75. Sort Colors

Given an array nums with n objects colored red, white, or blue, sort them in-place so that objects of the same color are adjacent, with the colors in the order red, white, and blue.

Here, we will use the integers 0, 1, and 2 to represent the color red, white, and blue respectively.

Follow up:

• Could you solve this problem without using the library's sort function?
• Could you come up with a one-pass algorithm using only O(1) constant space?

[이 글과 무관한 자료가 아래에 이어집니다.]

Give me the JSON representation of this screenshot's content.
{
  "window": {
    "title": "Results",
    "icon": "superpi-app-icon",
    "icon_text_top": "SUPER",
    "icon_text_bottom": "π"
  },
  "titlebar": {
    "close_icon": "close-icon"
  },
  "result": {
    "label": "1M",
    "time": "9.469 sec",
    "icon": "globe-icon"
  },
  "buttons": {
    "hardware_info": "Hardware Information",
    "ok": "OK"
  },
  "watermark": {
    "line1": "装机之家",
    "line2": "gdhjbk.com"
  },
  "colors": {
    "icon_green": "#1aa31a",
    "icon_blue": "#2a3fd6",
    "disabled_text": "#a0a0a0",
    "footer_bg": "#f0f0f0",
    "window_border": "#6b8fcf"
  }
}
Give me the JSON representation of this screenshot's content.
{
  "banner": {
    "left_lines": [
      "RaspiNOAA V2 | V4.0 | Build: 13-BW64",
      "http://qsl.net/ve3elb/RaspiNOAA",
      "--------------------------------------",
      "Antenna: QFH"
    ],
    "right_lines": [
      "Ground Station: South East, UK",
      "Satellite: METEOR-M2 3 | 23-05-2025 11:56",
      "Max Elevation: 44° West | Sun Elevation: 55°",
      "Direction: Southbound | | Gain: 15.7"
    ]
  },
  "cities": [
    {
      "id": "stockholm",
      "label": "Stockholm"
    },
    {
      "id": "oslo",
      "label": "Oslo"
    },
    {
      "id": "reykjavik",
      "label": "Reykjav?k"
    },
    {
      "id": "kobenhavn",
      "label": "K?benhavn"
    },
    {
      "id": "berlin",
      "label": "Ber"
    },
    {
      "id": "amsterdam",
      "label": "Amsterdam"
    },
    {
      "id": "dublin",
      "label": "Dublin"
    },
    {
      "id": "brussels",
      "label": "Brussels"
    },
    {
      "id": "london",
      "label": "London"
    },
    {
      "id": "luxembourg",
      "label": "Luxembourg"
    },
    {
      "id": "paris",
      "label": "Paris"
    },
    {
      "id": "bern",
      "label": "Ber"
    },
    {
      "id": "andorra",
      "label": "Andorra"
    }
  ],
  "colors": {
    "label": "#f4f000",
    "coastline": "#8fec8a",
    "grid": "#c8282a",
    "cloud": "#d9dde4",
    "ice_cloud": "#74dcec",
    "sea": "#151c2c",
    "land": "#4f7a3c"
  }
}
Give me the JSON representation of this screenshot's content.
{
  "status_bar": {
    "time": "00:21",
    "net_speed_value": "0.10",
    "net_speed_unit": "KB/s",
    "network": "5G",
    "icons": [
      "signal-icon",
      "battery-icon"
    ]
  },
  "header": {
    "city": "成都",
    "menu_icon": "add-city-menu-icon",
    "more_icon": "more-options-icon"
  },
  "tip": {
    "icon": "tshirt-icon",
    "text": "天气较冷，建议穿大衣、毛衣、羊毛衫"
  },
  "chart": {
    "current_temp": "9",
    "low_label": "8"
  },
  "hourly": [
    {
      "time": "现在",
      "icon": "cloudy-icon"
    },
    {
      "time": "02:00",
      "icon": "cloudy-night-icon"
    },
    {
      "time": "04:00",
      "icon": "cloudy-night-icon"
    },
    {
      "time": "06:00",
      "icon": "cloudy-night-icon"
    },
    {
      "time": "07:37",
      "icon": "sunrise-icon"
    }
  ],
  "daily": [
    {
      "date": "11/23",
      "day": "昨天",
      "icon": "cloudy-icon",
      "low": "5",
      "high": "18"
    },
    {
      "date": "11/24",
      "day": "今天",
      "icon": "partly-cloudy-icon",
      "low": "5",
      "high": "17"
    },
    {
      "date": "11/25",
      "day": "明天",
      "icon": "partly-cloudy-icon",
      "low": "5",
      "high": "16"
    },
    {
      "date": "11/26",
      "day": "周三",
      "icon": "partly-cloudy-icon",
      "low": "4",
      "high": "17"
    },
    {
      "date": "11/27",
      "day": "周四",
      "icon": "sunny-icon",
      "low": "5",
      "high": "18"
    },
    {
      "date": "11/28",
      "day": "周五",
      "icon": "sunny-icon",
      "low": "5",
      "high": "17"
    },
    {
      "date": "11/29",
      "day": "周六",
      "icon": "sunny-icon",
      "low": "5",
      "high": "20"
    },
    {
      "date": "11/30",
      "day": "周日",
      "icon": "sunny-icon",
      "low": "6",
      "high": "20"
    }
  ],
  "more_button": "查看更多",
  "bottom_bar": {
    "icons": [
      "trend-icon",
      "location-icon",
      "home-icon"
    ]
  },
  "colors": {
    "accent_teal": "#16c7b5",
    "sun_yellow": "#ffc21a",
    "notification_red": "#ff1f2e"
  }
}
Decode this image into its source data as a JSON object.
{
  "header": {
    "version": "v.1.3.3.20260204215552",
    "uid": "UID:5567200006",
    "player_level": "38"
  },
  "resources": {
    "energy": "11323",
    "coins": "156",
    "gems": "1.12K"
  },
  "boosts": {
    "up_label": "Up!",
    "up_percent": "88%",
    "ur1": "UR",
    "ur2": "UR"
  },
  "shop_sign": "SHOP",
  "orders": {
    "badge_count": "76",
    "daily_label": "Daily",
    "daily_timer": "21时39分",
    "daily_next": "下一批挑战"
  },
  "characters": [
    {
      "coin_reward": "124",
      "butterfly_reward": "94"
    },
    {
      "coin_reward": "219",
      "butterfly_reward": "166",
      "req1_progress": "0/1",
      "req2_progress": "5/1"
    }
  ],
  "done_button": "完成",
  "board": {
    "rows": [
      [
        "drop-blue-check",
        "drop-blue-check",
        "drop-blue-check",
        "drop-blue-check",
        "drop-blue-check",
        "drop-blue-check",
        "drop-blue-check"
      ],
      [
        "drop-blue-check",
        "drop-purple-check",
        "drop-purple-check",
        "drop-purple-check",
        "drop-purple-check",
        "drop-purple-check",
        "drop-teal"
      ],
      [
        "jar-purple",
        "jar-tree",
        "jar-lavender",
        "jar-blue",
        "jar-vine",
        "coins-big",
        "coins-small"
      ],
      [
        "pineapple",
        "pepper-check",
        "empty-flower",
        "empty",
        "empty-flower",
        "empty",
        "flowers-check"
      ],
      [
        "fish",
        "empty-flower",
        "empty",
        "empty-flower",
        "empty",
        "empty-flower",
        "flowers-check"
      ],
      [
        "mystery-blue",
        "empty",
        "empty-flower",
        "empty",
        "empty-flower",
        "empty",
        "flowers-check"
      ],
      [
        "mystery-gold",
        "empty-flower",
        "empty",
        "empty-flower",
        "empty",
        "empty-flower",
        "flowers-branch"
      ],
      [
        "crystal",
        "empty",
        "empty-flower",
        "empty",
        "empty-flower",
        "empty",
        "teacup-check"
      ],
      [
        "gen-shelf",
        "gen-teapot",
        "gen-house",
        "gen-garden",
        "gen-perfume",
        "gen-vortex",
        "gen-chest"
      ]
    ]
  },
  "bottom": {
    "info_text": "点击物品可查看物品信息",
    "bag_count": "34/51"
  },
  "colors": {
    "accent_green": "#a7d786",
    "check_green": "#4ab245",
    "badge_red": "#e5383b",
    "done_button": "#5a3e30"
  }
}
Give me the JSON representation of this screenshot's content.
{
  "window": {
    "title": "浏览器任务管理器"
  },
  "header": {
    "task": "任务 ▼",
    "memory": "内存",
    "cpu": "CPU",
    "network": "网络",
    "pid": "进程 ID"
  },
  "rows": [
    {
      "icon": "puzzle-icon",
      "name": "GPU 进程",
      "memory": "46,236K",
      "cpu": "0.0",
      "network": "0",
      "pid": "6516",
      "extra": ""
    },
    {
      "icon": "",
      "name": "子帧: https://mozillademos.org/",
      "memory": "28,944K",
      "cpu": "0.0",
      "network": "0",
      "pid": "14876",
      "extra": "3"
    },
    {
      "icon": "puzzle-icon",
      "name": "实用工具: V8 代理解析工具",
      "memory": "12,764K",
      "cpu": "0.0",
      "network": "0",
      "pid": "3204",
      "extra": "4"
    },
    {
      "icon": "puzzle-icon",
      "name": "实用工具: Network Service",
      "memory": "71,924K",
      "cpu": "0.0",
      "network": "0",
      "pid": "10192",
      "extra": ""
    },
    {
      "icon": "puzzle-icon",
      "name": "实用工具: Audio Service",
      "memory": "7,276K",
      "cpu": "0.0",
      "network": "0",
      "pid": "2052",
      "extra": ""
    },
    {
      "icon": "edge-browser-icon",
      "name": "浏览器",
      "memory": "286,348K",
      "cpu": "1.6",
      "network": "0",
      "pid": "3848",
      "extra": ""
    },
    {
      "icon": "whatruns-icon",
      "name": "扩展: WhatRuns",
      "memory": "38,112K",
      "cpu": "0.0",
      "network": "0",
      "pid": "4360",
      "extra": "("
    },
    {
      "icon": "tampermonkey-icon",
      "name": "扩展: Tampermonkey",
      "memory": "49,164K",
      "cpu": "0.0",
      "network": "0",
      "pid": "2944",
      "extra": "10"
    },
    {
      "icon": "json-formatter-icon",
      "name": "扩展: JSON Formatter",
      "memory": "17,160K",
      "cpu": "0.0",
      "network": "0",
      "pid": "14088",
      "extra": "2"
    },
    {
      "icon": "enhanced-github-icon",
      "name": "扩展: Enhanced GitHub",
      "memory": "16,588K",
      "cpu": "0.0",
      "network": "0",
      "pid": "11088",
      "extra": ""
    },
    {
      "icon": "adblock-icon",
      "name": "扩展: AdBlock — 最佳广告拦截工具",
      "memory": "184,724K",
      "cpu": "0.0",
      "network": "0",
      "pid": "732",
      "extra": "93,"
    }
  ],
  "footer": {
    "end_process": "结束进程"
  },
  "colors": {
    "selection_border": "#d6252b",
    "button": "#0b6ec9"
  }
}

My Answer 1: Accepted (Runtime: 32 ms - 72.69% / Memory Usage: 14.2 MB - 37.18%)

class Solution:
    def sortColors(self, nums: List[int]) -> None:
        """
        Do not return anything, modify nums in-place instead.
        """
        nums.sort()

sort 로 힘차게 시작해봅니다~~

My Answer 2: Accepted (Runtime: 40 ms - 11.97% / Memory Usage: 14.1 MB - 65.32%)

class Solution:
    def sortColors(self, nums: List[int]) -> None:
        """
        Do not return anything, modify nums in-place instead.
        """
        for i in range(0, len(nums)):
            for j in range(i+1, len(nums)):
                if nums[i] > nums[j]:
                    temp = nums[i]
                    nums[i] = nums[j]
                    nums[j] = temp

이중 for 문이도 불러봤어요~~

런타임 웁스~~^^

My Answer 3: Accepted (Runtime: 40 ms - 11.97% / Memory Usage: 14.3 MB - 37.18%)

class Solution:
    def sortColors(self, nums: List[int]) -> None:
        """
        Do not return anything, modify nums in-place instead.
        """
        for end in range(1, len(nums)):
            for i in range(end, 0, -1):
                if nums[i - 1] > nums[i]:
                    nums[i - 1], nums[i] = nums[i], nums[i - 1]

Answer 2 와 유사하지만 비교대상 값의 앞부분을 확인하는 삽입정렬 기법~~

별도의 추가 공간을 사용하지 않고 주어진 배열이 차지하고 있는 공간 내에서 값들의 위치만 바꾸기 => O(1)의 공간 복잡도

이기 때문에 Answer 1, 2 모두
without using the library's sort function & using only O(1) constant space 는 만족함

come up with a one-pass algorithm 는 어떻게 해야할지 찾아보렵니다..

Solution 1: Runtime: 24 ms - 98.01% / Memory Usage: 14.1 MB - 88.16%

class Solution:
    def sortColors(self, nums: List[int]) -> None:
        """
        Do not return anything, modify nums in-place instead.
        """
        # get amount of 0, 1, 2
        count = collections.Counter(nums)
        # replace in-place 
        for i in range(len(nums)):
            if i < count[0]:
                nums[i] = 0
            elif i < count[0] + count[1]:
                nums[i] = 1
            else:
                nums[i] = 2

collections.Counter 를 이용한 방식

0, 1, 2 세가지 색만 있으므로 count[0], count[1], count[2] 의 값을 기준으로 nums 값 바꿔주기

Solution 2: Runtime: 32 ms - 72.69% / Memory Usage: 14.1 MB - 65.32%

class Solution:
    def sortColors(self, nums: List[int]) -> None:
        """
        Do not return anything, modify nums in-place instead.
        """
        low,mid,high = 0,0,len(nums)-1
        while(mid<=high):
            if nums[mid] == 0:
                nums[low],nums[mid] = nums[mid],nums[low]
                low+=1
                mid+=1
            elif nums[mid] == 1:
                mid+=1
            else:
                nums[mid],nums[high] = nums[high],nums[mid]
                high-=1

low, mid, high 를 이용
nums[low] 는 0, nums[mid] 는 1, nums[high] 는 2로 잡으려는 듯